彼女はマサキくんの言葉に頷くと震える手を合わせ、ぎゅうっと握り締めた。

祈っているかのような手に、僕は何とも言えない気持ちになる。

「お義父さんが死んで、私はまた一人になっちゃって……でも、私の絵を買ってくれた妹尾おじさんが私を引き取ってくれたんです。会長の形見だって」

「……ああ。それは風の噂で聞いているよ」

――箕輪会長と妹尾さんは、この辺りでは有名なほど仲のいい二人だったらしい。だから彼女が妹尾宅に引き取られたことに、周囲の人間は驚きもなかったそうだ。

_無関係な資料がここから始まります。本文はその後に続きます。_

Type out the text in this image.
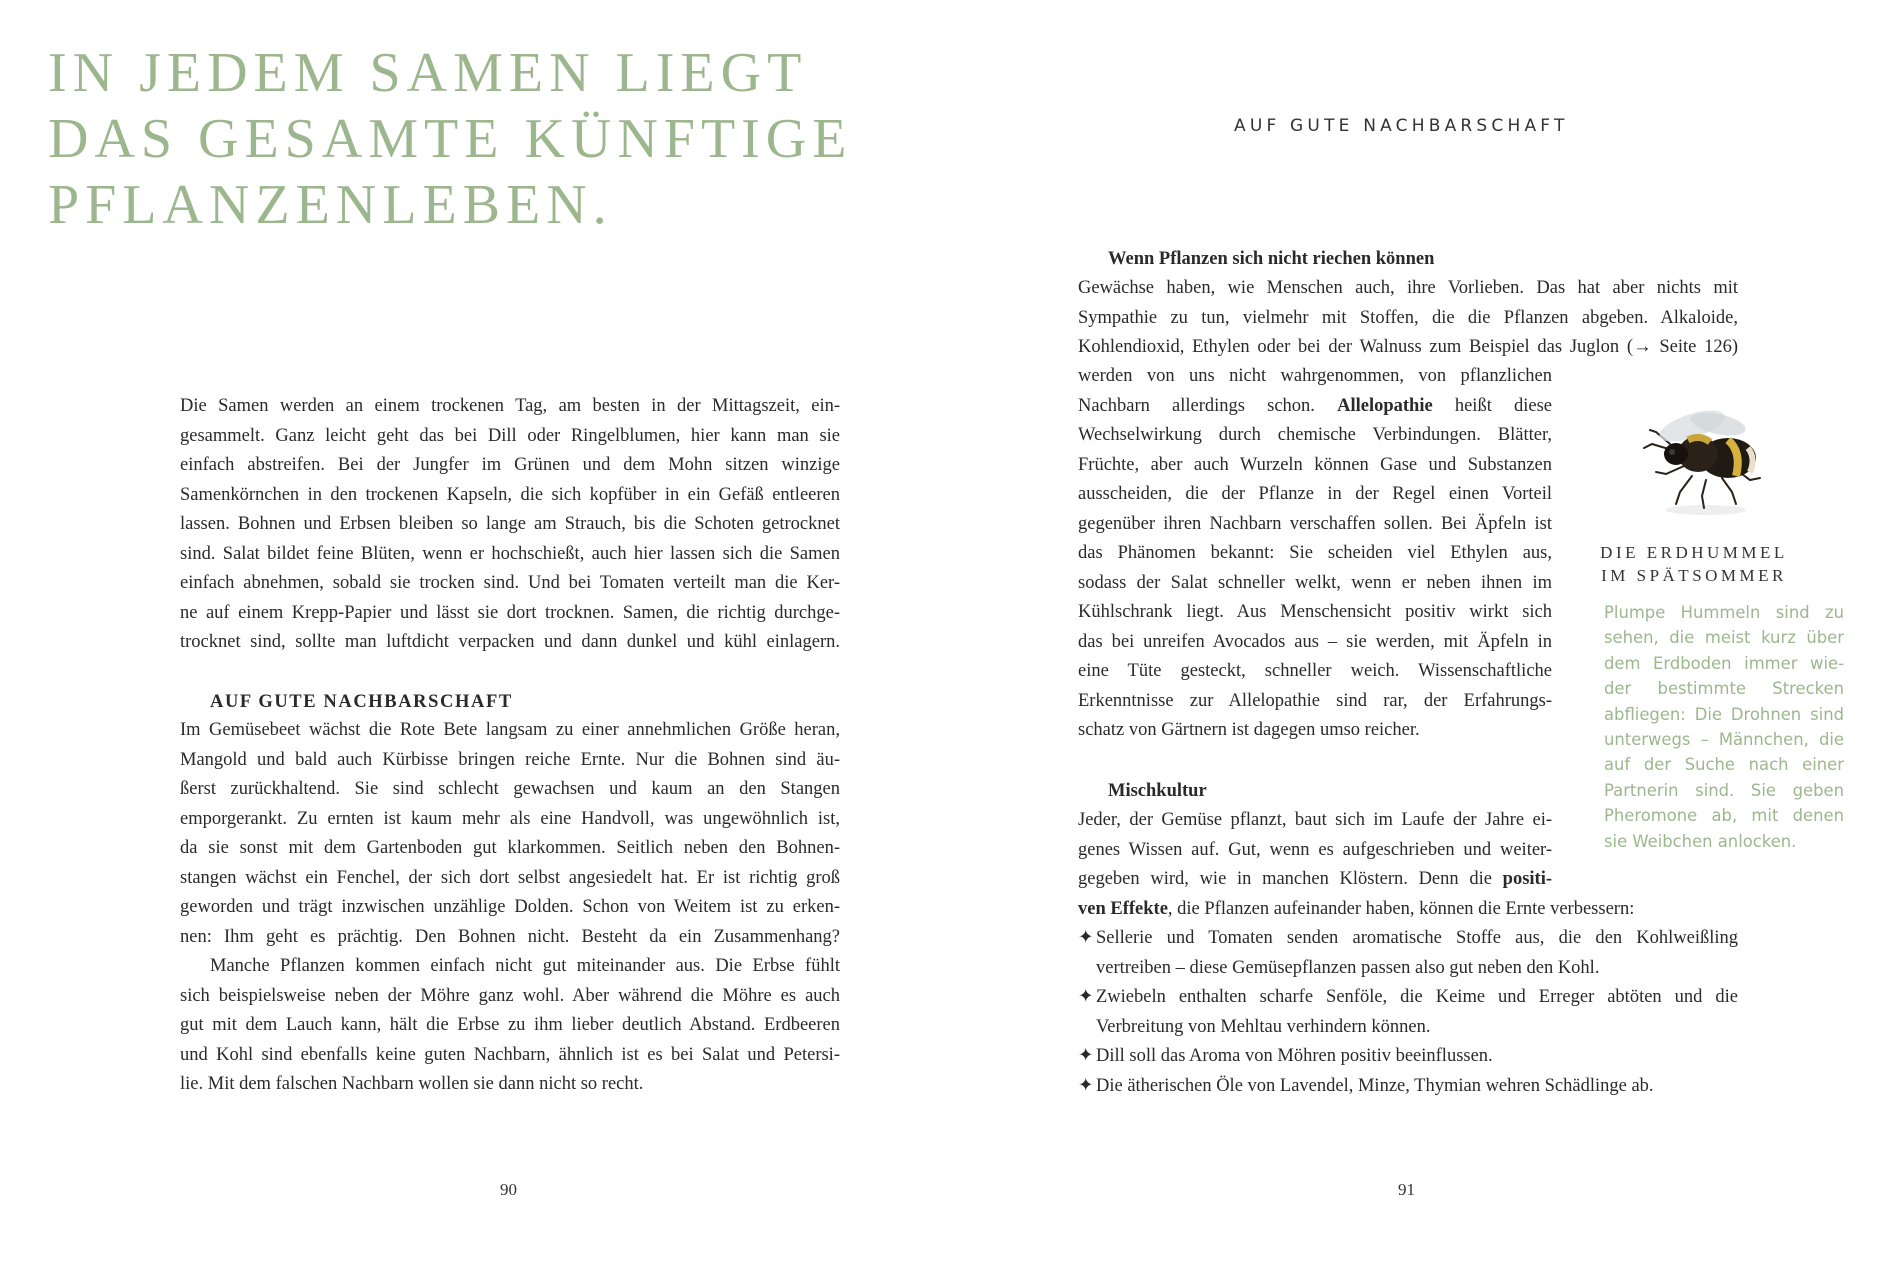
IN JEDEM SAMEN LIEGT
DAS GESAMTE KÜNFTIGE
PFLANZENLEBEN.
Die Samen werden an einem trockenen Tag, am besten in der Mittagszeit, ein-
gesammelt. Ganz leicht geht das bei Dill oder Ringelblumen, hier kann man sie
einfach abstreifen. Bei der Jungfer im Grünen und dem Mohn sitzen winzige
Samenkörnchen in den trockenen Kapseln, die sich kopfüber in ein Gefäß entleeren
lassen. Bohnen und Erbsen bleiben so lange am Strauch, bis die Schoten getrocknet
sind. Salat bildet feine Blüten, wenn er hochschießt, auch hier lassen sich die Samen
einfach abnehmen, sobald sie trocken sind. Und bei Tomaten verteilt man die Ker-
ne auf einem Krepp-Papier und lässt sie dort trocknen. Samen, die richtig durchge-
trocknet sind, sollte man luftdicht verpacken und dann dunkel und kühl einlagern.
AUF GUTE NACHBARSCHAFT
Im Gemüsebeet wächst die Rote Bete langsam zu einer annehmlichen Größe heran,
Mangold und bald auch Kürbisse bringen reiche Ernte. Nur die Bohnen sind äu-
ßerst zurückhaltend. Sie sind schlecht gewachsen und kaum an den Stangen
emporgerankt. Zu ernten ist kaum mehr als eine Handvoll, was ungewöhnlich ist,
da sie sonst mit dem Gartenboden gut klarkommen. Seitlich neben den Bohnen-
stangen wächst ein Fenchel, der sich dort selbst angesiedelt hat. Er ist richtig groß
geworden und trägt inzwischen unzählige Dolden. Schon von Weitem ist zu erken-
nen: Ihm geht es prächtig. Den Bohnen nicht. Besteht da ein Zusammenhang?
Manche Pflanzen kommen einfach nicht gut miteinander aus. Die Erbse fühlt
sich beispielsweise neben der Möhre ganz wohl. Aber während die Möhre es auch
gut mit dem Lauch kann, hält die Erbse zu ihm lieber deutlich Abstand. Erdbeeren
und Kohl sind ebenfalls keine guten Nachbarn, ähnlich ist es bei Salat und Petersi-
lie. Mit dem falschen Nachbarn wollen sie dann nicht so recht.
90
AUF GUTE NACHBARSCHAFT
Wenn Pflanzen sich nicht riechen können
Gewächse haben, wie Menschen auch, ihre Vorlieben. Das hat aber nichts mit
Sympathie zu tun, vielmehr mit Stoffen, die die Pflanzen abgeben. Alkaloide,
Kohlendioxid, Ethylen oder bei der Walnuss zum Beispiel das Juglon (→ Seite 126)
werden von uns nicht wahrgenommen, von pflanzlichen
Nachbarn allerdings schon. Allelopathie heißt diese
Wechselwirkung durch chemische Verbindungen. Blätter,
Früchte, aber auch Wurzeln können Gase und Substanzen
ausscheiden, die der Pflanze in der Regel einen Vorteil
gegenüber ihren Nachbarn verschaffen sollen. Bei Äpfeln ist
das Phänomen bekannt: Sie scheiden viel Ethylen aus,
sodass der Salat schneller welkt, wenn er neben ihnen im
Kühlschrank liegt. Aus Menschensicht positiv wirkt sich
das bei unreifen Avocados aus – sie werden, mit Äpfeln in
eine Tüte gesteckt, schneller weich. Wissenschaftliche
Erkenntnisse zur Allelopathie sind rar, der Erfahrungs-
schatz von Gärtnern ist dagegen umso reicher.
Mischkultur
Jeder, der Gemüse pflanzt, baut sich im Laufe der Jahre ei-
genes Wissen auf. Gut, wenn es aufgeschrieben und weiter-
gegeben wird, wie in manchen Klöstern. Denn die positi-
ven Effekte, die Pflanzen aufeinander haben, können die Ernte verbessern:
✦ Sellerie und Tomaten senden aromatische Stoffe aus, die den Kohlweißling
vertreiben – diese Gemüsepflanzen passen also gut neben den Kohl.
✦ Zwiebeln enthalten scharfe Senföle, die Keime und Erreger abtöten und die
Verbreitung von Mehltau verhindern können.
✦ Dill soll das Aroma von Möhren positiv beeinflussen.
✦ Die ätherischen Öle von Lavendel, Minze, Thymian wehren Schädlinge ab.
DIE ERDHUMMEL
IM SPÄTSOMMER
Plumpe Hummeln sind zu
sehen, die meist kurz über
dem Erdboden immer wie-
der bestimmte Strecken
abfliegen: Die Drohnen sind
unterwegs – Männchen, die
auf der Suche nach einer
Partnerin sind. Sie geben
Pheromone ab, mit denen
sie Weibchen anlocken.
91
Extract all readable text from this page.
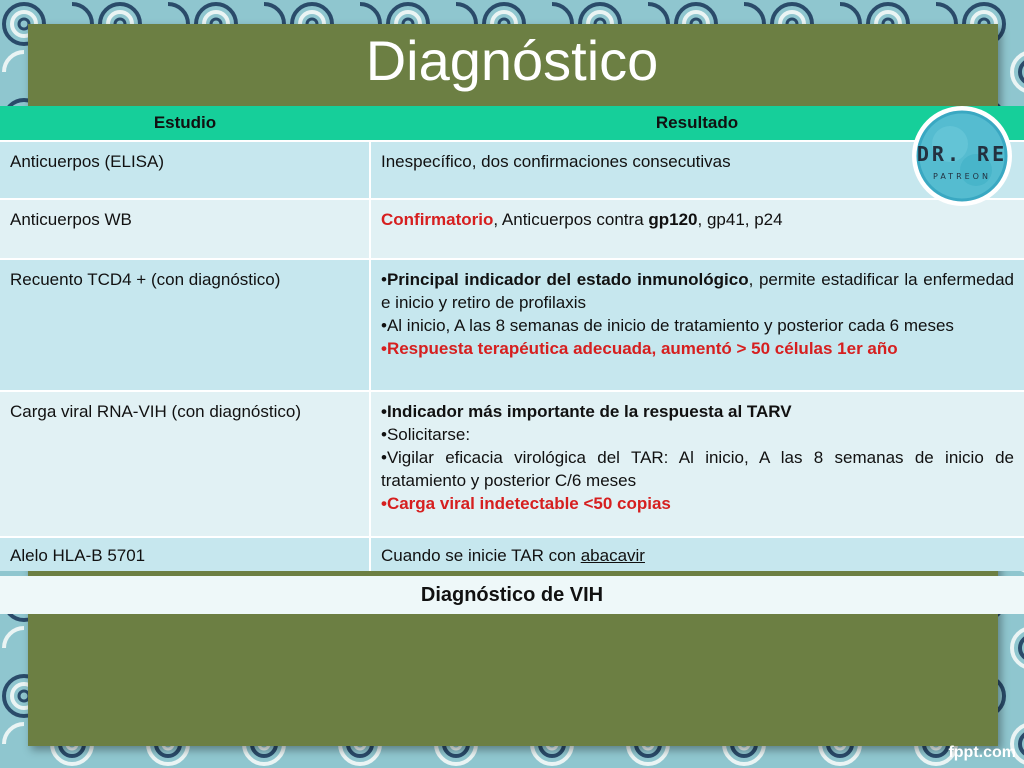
Diagnóstico
Estudio	Resultado
Anticuerpos (ELISA)	Inespecífico, dos confirmaciones consecutivas
Anticuerpos WB	Confirmatorio, Anticuerpos contra gp120, gp41, p24
Recuento TCD4 + (con diagnóstico)	•Principal indicador del estado inmunológico, permite estadificar la enfermedad e inicio y retiro de profilaxis
•Al inicio, A las 8 semanas de inicio de tratamiento y posterior cada 6 meses
•Respuesta terapéutica adecuada, aumentó > 50 células 1er año

Carga viral RNA-VIH (con diagnóstico)	•Indicador más importante de la respuesta al TARV
•Solicitarse:
•Vigilar eficacia virológica del TAR: Al inicio, A las 8 semanas de inicio de tratamiento y posterior C/6 meses
•Carga viral indetectable <50 copias

Alelo HLA-B 5701	Cuando se inicie TAR con abacavir
Diagnóstico de VIH
DR. RE
PATREON
fppt.com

しかし、彼女の顔色は優れない。もしかして上手くいっていないのだろうかと思ったが、どうやらそういう事ではないらしい。

「……おじさん、私を引き取った後からどんどん忘れっぽくなっちゃって……」

「え?」

「時々私の名前も忘れることもあるくらいで……ご飯とか、お風呂とかも、たまにわかんないってぼうっとしてて……」

だんだん小さくなっていく声に、僕はどう返したらいいかわからなくなっていた。――正直、予想外だった。

妹尾さんの年齢を考えれば、ただの痴呆症なのではないかと言えたのだが……彼女たちはどうやら違うと感じているらしい。